Dont let him get to you. He is the cruel one and hopefully karma will get him.

It is still tough tho. Work on yourself. Dont sink into a depression....keep venting here and we will help you.


----------



## samyeagar (May 14, 2012)

Of course he is telling himself that she is spontaneous and fun. He was telling himself that, to convince himself, NOT YOU! Wait until the day to day life sets in and see just how much fun he has living with her, and his guilt!

Chin up!


----------



## sadsoul101 (Oct 18, 2011)

Bronte,

You are NOT worthless. I promise! You are a person of value and worth. Affairs are all about fantasy and fiction... they do not see the "real" sides in the same way one would in a marriage. I'm sure whoever this woman is has flaws too. 

I can tell his affair hit your self esteem, which is understandable, but I do hope you are seeing a counselor or dr.


----------



## Honeystly (Mar 1, 2012)

Think about it that way, you have the real life responsibilities... this broad doesn't. I don't know if you have a house or children, but that is responsibility. How can you be spontaneous right now?
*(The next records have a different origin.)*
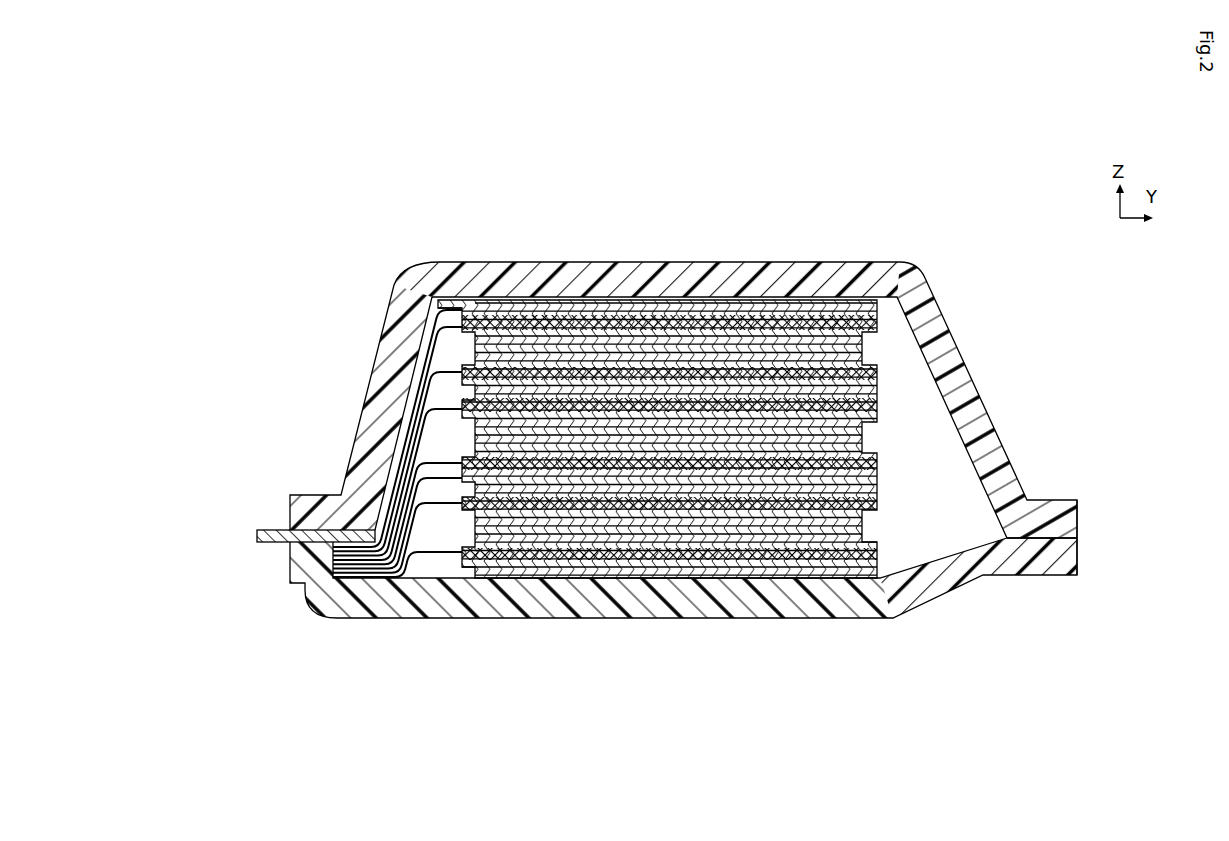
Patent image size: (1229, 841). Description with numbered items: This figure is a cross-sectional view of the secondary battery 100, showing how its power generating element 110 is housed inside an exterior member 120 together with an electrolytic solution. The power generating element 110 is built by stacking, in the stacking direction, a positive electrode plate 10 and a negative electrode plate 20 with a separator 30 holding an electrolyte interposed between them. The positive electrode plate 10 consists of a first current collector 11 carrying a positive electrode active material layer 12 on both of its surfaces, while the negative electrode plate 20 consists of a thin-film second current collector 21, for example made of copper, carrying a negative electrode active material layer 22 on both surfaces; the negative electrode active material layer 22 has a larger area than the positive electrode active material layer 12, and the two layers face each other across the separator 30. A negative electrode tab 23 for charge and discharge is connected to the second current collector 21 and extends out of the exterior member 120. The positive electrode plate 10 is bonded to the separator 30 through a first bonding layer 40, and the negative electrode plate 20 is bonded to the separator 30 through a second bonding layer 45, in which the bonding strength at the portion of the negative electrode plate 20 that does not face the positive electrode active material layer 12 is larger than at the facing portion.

The secondary battery 100 is at (152, 104).
The positive electrode plate 10 is at (679, 378).
The first current collector 11 is at (741, 345).
The positive electrode active material layer 12 is at (696, 320).
The negative electrode plate 20 is at (683, 484).
The second current collector 21 is at (528, 605).
The negative electrode active material layer 22 is at (595, 668).
The negative electrode tab 23 is at (272, 530).
The separator 30 is at (570, 302).
The first bonding layer 40 is at (864, 531).
The second bonding layer 45 is at (880, 492).
The power generating element 110 is at (683, 484).
The exterior member 120 is at (1067, 558).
What you are is responsible.... you do what you need to do. This woman will get her share of responsibilities before you know it. If they move in together, garbage will have to be taken out, house cleaned, shopping done, dog walked, and if they were to have kids that will be the rest of her being spontaneous OR fun. Christ sake, men are so retarded. They escape, but escapes become reality eventually. Don't even compare yourself. This man is a selfish jacka*ass. In this case it trully is him, not you. Stay strong


----------



## hunter411 (Jun 4, 2012)

Honeystly said:


> Christ sake, men are so retarded. They escape, but escapes become reality eventually.


Honey, were not all that way. There are a lot of us men out there that were screwed over because she wanted the fantasy life. I know that Im a good man, great husband and father. Some very lucky lady is going to hit the lottery with me. I understand the point you were making, it just works both ways.


----------



## samyeagar (May 14, 2012)

hunter411 said:


> Honey, were not all that way. There are a lot of us men out there that were screwed over because she wanted the fantasy life. I know that Im a good man, great husband and father. Some very lucky lady is going to hit the lottery with me. I understand the point you were making, it just works both ways.


That makes two of us!


----------